Wednesday, January 26, 2005
trampled grass
it felt weird that monday morning, as i walked through the gates of my secondary school. i was clad in heels and a skirt, instead of in the hideous green uniform all prefects were cursed in - the uniform i had last donned only 2 years ago. that morning, however, i stepped into school not as a geeky, tomboy head prefect, but as a young, bashful replacement teacher.sitting through assembly in front of the podium is an experience i do not want to go through again. 1200 pairs of bleary eyes were transfixed on me, the "new teacher", as if they could see right through my put-on strong face, right down to the nerves that were not holding up well at that moment. some cocked their heads at me, as if they could vaguely recognise my face, their glares reflecting an invisible finger that could not quite place itself on the lost occasion their pupils have laid themselves on me. it was eerily intimidating...i felt myself shiver as i sat down with the other teachers - people who were once my teachers and are now my colleagues.
i have not been in that school for 2 years. yet the annoucements at assembly brought me back to when i was standing with the prefects at the back of the rows, directly opposite to where i was seated on monday. the same notices were read: please hand in your co-curricular activities' forms. do not stand outside the gate. beware of dengue mosquitoes. the prayer asking Allah to forgive our parents, our teachers and ourselves was read in the same drone i remember from years ago. i felt a collective rolling of eyes as the principal of many names stepped up to the podium to deliver her mechanical speech in her squeal of a voice. the sigh of relief as she stepped down was even almost audible.

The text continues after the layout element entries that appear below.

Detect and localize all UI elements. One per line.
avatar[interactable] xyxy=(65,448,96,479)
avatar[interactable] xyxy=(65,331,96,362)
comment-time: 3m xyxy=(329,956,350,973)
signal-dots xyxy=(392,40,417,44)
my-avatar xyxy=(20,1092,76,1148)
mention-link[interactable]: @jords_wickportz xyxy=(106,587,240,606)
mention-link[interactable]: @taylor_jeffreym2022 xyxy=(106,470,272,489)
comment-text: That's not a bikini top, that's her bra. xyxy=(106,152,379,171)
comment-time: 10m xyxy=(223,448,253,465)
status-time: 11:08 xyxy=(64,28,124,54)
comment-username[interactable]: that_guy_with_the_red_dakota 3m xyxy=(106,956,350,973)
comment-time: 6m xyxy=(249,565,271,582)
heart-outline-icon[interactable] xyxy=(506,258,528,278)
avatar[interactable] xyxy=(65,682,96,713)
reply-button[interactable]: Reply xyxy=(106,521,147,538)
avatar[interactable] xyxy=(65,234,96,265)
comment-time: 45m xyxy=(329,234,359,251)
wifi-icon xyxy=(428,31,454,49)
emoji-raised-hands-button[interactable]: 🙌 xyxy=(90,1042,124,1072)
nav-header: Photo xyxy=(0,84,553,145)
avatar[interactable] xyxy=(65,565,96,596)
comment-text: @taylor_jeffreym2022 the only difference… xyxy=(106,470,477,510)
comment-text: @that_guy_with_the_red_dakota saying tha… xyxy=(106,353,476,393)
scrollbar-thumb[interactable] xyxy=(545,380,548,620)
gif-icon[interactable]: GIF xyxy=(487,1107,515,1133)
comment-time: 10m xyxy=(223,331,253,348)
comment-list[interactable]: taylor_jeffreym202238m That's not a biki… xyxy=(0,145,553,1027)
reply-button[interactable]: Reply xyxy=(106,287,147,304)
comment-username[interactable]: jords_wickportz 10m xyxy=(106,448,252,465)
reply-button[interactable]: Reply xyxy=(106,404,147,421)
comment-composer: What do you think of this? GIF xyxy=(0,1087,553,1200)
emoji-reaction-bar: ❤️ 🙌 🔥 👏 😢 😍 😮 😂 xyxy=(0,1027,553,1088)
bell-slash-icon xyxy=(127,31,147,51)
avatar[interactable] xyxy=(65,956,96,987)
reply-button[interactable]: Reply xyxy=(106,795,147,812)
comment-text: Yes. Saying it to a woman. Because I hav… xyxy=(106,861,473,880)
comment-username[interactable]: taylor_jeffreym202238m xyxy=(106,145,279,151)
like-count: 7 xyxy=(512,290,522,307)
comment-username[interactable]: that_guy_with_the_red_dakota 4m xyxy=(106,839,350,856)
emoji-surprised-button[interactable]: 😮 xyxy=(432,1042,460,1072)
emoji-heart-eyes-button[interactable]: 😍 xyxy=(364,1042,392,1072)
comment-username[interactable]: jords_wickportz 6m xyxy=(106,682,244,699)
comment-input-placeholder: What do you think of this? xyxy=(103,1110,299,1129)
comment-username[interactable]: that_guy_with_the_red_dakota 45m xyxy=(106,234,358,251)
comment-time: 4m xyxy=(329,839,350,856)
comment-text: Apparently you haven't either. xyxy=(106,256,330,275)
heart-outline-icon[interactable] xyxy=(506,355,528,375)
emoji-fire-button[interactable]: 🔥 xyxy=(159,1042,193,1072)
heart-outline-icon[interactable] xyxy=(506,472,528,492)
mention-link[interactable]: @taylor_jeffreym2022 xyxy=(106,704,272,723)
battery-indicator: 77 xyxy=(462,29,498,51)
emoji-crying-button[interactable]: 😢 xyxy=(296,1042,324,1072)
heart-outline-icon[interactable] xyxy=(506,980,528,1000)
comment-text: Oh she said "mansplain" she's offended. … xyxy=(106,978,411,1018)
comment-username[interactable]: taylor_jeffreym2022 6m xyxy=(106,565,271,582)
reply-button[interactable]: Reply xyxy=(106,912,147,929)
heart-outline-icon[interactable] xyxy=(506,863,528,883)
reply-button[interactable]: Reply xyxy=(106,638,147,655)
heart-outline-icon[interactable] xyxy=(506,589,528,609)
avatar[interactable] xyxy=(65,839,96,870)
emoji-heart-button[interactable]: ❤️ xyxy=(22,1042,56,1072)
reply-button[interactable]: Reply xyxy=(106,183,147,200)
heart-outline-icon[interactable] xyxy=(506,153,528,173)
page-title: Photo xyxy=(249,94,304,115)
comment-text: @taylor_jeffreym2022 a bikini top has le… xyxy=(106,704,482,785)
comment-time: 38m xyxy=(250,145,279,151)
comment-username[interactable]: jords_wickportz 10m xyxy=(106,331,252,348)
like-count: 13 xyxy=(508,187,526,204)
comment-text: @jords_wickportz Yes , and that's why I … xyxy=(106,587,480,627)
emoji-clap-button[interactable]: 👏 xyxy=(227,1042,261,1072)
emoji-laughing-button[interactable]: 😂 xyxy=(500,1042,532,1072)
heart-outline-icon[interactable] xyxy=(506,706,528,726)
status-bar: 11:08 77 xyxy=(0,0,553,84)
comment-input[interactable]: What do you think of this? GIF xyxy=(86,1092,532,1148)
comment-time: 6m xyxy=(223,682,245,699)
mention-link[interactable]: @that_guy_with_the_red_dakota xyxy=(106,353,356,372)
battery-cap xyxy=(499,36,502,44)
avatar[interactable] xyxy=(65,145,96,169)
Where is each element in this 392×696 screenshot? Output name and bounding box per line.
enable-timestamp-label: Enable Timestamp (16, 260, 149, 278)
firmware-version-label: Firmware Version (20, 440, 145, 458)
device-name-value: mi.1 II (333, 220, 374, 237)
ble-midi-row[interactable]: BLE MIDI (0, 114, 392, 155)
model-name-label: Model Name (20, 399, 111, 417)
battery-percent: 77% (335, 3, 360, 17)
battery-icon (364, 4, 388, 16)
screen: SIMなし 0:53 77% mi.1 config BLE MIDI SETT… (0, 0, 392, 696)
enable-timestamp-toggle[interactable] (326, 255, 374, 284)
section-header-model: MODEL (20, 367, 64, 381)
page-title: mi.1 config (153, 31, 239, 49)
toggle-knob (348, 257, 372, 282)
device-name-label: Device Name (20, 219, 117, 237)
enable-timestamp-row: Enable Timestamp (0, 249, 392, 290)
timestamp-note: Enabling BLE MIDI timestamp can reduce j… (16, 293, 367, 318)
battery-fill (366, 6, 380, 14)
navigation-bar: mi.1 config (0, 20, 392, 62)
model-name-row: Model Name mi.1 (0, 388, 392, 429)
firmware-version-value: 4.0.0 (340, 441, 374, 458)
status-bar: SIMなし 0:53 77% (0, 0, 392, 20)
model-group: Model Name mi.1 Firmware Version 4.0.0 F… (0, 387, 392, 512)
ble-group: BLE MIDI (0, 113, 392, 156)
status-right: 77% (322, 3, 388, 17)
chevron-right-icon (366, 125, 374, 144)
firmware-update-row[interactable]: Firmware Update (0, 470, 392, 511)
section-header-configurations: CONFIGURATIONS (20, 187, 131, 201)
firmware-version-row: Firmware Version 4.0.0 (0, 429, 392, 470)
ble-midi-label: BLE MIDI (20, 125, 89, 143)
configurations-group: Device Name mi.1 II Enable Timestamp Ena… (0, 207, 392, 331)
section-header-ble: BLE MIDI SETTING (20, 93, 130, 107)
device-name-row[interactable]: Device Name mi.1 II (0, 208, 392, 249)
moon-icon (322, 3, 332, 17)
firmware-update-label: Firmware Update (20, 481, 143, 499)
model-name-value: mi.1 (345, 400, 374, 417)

it all made me feel so...uncomfortable. secondary school was not a place i remembered fondly. those days of standing, wooden at assembly were not missed. in those old, yellow buildings, i first had a crush on a classmate and never fully recoved from the heartbreak of unrequited love. i discovered the true meaning of being back-stabbed, against the background music of patriotic songs and chalky literature. people came and walked the sands of friendship with me, without leaving a single footprint. those who did, often left wrong impressions, impressions that i long to wash away with the sea of time. just sitting there, watching the bored faces of the students, was enough to throw me back into the lines with them, opening the gates and allowing all i hated about secondary school to flood into my hardened heart again.
i forgot i was in a black skirt and not a green one, that morning. it took a jolt from my former add math teacher to bring me back to the present. scanning the fast-dispersing lines again, i initially felt pity for the 1200 nameless faces that passed me by. i pitied them for still living in the sheltered world of secondary school, caring for nothing except recess and, perhaps, good grades. i was once like them, but i had dreamed of something more. something that i have yet to find, 2 years on.
but then it hit me. it isn't them i should direct my pity to. it's to my own sorry arse. i left the noisy hallways with nothing but bitter memories. in the eyes of my students, i saw nothing but regrets they have yet to feel, betrayals they have yet to cry over, friendships they have yet to disintegrate with their insensitivity. i had hardly changed since i walked through those black gates for what i had thought would be the last time.
i say that i had dreamed of something more. it was all i had done. i dreamed. and dreamed...and did nothing to realise them.
underneath my neatly pressed striped shirt, i'm still wearing the trampled grass of secondary school.